In the last 12 months, we heard something in data space that went a bit missing in the years before design (or data modelling, architecture,...). But all are in the end: How do we design a setup that gets us our current results, in the defined quality and can also scale and extend for future use cases? But how do we know if our design is still working or has some issues? We want to see this as early as possible, so we can adjust without doing huge refactoring every 12 months.
This is where metadata comes in to save us. With metadata monitoring, we can monitor the health of our data setup and optimize regularly (depending on the size and objectives of the setup: instantly, every week, every month or every quarter).
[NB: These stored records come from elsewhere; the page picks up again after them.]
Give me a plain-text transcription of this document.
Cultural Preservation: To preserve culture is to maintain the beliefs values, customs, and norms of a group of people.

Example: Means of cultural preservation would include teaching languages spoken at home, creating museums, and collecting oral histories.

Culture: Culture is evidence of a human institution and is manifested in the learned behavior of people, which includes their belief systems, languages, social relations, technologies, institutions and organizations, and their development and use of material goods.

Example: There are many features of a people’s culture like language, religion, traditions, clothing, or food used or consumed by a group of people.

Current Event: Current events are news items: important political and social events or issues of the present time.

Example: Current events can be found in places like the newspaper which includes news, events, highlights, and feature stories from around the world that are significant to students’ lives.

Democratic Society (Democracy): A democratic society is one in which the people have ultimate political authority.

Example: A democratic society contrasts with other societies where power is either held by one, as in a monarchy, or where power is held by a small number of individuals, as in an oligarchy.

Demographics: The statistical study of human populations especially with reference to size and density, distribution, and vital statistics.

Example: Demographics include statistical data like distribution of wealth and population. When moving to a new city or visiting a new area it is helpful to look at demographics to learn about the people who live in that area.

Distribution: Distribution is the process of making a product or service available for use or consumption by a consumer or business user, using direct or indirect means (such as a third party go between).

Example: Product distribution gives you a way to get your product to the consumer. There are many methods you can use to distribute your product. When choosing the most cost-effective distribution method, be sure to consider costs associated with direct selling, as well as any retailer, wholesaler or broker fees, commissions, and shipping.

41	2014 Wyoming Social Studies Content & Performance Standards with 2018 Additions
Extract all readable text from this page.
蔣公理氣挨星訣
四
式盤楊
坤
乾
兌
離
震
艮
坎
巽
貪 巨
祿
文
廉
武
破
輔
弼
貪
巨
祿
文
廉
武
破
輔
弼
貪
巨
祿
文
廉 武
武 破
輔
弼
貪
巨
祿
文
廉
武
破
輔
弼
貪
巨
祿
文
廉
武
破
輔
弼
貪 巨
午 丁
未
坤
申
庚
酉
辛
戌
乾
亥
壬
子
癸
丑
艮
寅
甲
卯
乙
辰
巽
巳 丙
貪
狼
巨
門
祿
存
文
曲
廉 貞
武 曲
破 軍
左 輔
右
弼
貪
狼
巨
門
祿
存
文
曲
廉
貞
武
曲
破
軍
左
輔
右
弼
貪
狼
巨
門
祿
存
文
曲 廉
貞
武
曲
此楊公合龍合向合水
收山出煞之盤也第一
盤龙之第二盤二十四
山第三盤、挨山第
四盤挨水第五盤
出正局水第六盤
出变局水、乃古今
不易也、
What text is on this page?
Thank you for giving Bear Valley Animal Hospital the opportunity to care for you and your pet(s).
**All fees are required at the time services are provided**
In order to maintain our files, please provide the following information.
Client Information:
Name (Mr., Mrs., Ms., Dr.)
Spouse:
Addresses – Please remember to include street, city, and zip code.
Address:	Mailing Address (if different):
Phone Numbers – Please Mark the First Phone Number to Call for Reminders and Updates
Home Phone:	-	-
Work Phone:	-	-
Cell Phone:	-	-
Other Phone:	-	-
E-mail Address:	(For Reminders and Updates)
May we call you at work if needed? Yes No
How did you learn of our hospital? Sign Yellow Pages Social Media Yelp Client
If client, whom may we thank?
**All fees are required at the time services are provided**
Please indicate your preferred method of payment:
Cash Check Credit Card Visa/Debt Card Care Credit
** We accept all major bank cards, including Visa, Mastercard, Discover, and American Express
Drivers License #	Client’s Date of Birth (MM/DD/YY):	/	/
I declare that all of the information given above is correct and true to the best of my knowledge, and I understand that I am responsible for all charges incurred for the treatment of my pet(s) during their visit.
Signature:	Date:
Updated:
Based on the findings we can add setup optimization tasks to our tasklist and then check the results in our metadata setup.
Metadata analytics enables us to improve specific parts of your data setup in a data-driven way with fast feedback cycles. And as with most newer technologies, this might be just scratching the surface. There are advanced use cases, like automated privacy or security audits, and automated self-healing of pipelines that we expect to come in the near future.
As data professionals, we should be focused on championing this cause for metadata-driven optimization, making it a cornerstone of our data strategy. Managing a modern data stack in 2023 can be pretty challenging, but with the right data at our fingertips, we can unlock new levels of efficiency, scalability, and value creation for our teams (and ultimately our organizations).